A cet égard, la philosophie des « Lumières », au XVIIIe siècle, posait déjà le problème de la conciliation de deux principes qu’elle énonçait : la souveraineté absolue de l’homme sur lui-même, dans ses pensées comme dans sa volonté (Kant) et la nécessité pour l’Etat que chaque citoyen ait une religion « qui lui fasse aimer ses devoirs » (Rousseau).
Quels devoirs ? Eriger son jugement propre en loi universelle n’est possible que dans une société où nombre de valeurs sont partagées, sans quoi c’est l’anarchie. Il doit donc y avoir un « pacte moral », une profession de « foi » civile en quelque vérité inaltérable qui, en amont du droit positif, fonde le lien social sans lequel l’homme ne peut pas vivre. La question est alors de savoir comment et sur quelle base créer ce consensus éthique fondamental pour la vie en société.

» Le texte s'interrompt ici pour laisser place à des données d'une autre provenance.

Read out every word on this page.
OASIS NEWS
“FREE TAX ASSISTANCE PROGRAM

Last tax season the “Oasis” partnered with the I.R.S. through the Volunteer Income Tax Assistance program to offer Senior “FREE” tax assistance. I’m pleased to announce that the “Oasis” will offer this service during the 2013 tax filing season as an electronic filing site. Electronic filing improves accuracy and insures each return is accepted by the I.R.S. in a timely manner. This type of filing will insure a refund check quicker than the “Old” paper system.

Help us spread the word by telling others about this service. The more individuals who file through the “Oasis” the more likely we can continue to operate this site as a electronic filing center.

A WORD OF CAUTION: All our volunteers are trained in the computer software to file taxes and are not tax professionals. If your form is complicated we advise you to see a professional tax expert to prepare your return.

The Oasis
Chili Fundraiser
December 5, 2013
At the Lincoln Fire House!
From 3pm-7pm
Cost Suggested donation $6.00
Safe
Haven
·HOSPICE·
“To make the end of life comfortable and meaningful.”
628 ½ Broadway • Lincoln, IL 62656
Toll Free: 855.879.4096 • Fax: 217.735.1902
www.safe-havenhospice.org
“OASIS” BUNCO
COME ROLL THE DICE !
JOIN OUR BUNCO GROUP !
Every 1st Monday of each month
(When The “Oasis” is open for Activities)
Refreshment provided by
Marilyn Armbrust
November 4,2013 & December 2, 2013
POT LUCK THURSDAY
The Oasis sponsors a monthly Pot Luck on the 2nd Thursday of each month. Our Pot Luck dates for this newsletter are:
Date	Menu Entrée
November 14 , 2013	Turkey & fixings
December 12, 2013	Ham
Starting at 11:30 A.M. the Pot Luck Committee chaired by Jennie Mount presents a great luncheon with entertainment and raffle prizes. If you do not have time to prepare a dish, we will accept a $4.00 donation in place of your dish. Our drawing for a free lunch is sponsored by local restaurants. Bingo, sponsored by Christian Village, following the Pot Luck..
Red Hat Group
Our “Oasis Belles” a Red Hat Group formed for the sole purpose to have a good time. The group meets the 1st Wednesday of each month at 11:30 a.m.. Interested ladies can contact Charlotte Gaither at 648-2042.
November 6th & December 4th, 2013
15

Sur ce point, une controverse (au sens de la disputatio médiévale) fut organisée, au théâtre Quirino à Rome le 21 septembre 2000, entre le cardinal Ratzinger, futur Benoît XVI, et un professeur à l’Université romaine de la Sapienza, le philosophe Paolo Flores d’Arcais, pour explorer des voies de convergence possibles. Au moment décisif du dialogue, le modérateur – Gad Lerner, journaliste à la Repubblica – s’est demandé si des principes aussi fondamentaux que ceux du Décalogue ne pourraient pas être retenus comme base éthique commune, même par des athées (qui y souscriraient seulement « velut si [comme si] Deus daretur »). Mais cette proposition fut aussitôt rejetée par le philosophe laïc.
Ce dernier nia que certaines règles morales ou de droit naturel puissent constituer des postulats, ou des acquis irréversibles, pour l’humanité : le contrat social est toujours relatif, contingent, renégociable. Ainsi, certains revendiquent-ils maintenant à l’ONU l’insertion de nouveaux « droits » (à l’avortement, à l’euthanasie, au choix du « genre » etc.) dans une Déclaration universelle des droits de l’homme vieille de 50 ans à peine (1948) ! Tout s’écoule, disait déjà le vieil Héraclite. Pareille impasse montre à quel point une définition véritablement universelle (« ubique, semper et ab omnibus ») des droits (et donc des devoirs) humains sans Dieu semble aléatoire.